3 – O milagre da multiplicação continua a produzir-se na atualidade! Falta o milagre da partilha.

Jesus faz o que está ao Seu alcance. E nós? Como discípulos deste tempo temos em mão a tarefa de distribuir o pão que Deus nos dá em abundância.

Num primeiro momento vemos que os discípulos procuram situar Jesus diante dos obstáculos. A seguir, Jesus coloca-os, e a nós também, diante do compromisso com os outros, procurando respostas. André olha em volta e vê que há um rapazito que tem alguns pães (5) e alguns peixes (2), ainda que não perceba que já é uma ajuda enorme. Tendo em conta a simbologia hebraica, o 7 é o número da perfeição, da plenitude, têm o que é necessário para agir.

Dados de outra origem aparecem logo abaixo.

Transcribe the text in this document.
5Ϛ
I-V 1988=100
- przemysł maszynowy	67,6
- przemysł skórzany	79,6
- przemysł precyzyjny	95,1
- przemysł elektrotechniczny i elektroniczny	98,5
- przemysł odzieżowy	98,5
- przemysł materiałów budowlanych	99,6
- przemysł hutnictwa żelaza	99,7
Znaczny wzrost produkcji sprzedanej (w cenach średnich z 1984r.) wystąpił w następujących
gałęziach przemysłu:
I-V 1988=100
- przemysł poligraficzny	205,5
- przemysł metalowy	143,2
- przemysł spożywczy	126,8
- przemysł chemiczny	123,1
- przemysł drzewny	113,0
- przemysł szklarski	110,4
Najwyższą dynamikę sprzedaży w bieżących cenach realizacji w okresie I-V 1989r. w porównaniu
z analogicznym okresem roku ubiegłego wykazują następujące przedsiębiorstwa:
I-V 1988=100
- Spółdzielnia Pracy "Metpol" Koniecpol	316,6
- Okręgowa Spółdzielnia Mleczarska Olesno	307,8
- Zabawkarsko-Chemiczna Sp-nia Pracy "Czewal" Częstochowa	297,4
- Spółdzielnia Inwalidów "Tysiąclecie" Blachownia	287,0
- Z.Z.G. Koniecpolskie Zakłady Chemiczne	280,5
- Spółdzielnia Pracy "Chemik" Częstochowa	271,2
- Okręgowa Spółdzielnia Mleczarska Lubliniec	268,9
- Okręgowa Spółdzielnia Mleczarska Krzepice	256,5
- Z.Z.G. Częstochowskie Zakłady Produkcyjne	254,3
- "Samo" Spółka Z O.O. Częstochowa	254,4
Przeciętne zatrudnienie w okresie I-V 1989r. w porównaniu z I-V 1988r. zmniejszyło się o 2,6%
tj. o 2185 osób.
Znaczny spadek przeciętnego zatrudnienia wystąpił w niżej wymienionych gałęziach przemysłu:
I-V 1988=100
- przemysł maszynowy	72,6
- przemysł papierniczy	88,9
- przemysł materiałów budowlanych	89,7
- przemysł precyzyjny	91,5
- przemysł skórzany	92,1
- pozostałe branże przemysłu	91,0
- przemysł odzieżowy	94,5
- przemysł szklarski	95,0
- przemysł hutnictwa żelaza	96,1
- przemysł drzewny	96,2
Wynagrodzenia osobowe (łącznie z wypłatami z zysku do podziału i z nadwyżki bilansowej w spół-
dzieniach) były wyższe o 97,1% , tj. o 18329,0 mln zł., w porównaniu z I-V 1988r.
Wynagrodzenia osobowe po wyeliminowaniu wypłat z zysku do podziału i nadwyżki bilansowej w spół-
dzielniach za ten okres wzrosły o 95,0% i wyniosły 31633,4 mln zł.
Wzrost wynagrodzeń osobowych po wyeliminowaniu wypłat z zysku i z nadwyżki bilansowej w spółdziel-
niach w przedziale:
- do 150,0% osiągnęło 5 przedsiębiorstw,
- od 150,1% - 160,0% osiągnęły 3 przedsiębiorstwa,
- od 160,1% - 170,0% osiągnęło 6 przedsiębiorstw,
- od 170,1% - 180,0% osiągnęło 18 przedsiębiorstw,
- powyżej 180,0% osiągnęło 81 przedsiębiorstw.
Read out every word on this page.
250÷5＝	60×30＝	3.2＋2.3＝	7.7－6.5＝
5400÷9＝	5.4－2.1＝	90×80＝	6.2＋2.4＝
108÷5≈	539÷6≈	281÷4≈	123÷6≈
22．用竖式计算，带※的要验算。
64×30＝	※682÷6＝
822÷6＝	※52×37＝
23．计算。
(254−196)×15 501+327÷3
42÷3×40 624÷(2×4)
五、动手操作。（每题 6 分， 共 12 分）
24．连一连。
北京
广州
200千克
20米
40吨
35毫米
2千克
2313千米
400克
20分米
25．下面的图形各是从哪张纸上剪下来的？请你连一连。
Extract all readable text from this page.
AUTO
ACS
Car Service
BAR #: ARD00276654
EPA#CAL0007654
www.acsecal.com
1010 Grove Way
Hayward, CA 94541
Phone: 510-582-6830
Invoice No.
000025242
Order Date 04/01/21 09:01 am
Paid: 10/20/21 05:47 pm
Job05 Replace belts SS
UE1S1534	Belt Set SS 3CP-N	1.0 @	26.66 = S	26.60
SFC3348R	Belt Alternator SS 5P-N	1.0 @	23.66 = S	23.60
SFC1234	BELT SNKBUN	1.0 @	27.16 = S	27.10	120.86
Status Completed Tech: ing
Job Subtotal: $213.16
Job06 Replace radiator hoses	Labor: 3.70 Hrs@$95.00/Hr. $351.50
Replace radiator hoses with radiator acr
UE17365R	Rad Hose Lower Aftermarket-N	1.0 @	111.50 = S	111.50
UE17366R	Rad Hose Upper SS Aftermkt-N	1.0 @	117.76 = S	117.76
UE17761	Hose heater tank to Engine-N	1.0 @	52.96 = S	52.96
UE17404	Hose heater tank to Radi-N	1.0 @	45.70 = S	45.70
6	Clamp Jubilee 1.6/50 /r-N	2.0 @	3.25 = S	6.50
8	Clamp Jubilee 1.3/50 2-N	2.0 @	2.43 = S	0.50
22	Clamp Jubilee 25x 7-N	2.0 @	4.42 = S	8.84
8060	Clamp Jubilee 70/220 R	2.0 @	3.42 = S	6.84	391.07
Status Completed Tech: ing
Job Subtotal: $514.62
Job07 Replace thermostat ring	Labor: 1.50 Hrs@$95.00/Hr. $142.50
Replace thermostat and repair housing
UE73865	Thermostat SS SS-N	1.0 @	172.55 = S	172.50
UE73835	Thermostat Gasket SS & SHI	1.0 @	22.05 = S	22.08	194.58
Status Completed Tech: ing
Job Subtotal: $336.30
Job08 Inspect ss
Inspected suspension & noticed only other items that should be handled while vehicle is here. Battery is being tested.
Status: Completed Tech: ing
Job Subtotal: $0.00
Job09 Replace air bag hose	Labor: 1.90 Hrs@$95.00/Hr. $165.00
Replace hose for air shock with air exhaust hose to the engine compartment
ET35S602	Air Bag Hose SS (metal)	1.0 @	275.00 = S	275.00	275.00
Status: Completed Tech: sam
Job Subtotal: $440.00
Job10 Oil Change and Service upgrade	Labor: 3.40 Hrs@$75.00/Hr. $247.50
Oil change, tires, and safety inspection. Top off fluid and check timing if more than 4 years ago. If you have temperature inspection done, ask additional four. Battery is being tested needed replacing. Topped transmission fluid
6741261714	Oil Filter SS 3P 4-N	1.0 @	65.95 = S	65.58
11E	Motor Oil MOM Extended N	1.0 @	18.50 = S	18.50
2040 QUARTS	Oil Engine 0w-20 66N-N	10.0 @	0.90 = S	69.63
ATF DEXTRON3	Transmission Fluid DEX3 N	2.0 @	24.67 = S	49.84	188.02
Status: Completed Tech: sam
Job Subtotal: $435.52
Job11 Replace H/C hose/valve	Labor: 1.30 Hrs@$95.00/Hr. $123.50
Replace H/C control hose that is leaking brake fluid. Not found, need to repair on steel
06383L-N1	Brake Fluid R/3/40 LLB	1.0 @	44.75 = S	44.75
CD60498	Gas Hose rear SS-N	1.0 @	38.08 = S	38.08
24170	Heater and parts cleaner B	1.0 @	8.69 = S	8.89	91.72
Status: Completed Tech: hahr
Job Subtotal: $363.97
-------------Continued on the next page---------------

Mas não termina ali o trabalho dos discípulos. Eles são responsáveis por levar a Jesus o jovem rapaz com os pães e os peixes. Subentende-se que serão eles a distribuir os pães e os peixes pela multidão. Nota evidenciada nos evangelhos sinóticos. E depois de todos estarem saciados, sãos os discípulos que recolhem o que sobrou, para que nada se perca!

Ao longo do tempo, muitos se debruçaram sobre estes milagres da multiplicação dos pães, uns fixando-se mais no milagre da multiplicação, outros sobretudo no milagre da partilha. Há um exemplo concreto que pode ajudar-nos a perceber a partilha: sempre que havia uma excursão, passeio, piquenique, as pessoas levavam a mais para partilharem com quem tinha menos e, alguns, chegavam a casa com mais do que tinham levado. O Papa Francisco diz que o milagre não está no início, mas na partilha, acontece enquanto se distribuem os pães e os peixes. Mas seja qual for a acentuação, o milagre existe, sendo que é mais difícil a partilha que a multiplicação.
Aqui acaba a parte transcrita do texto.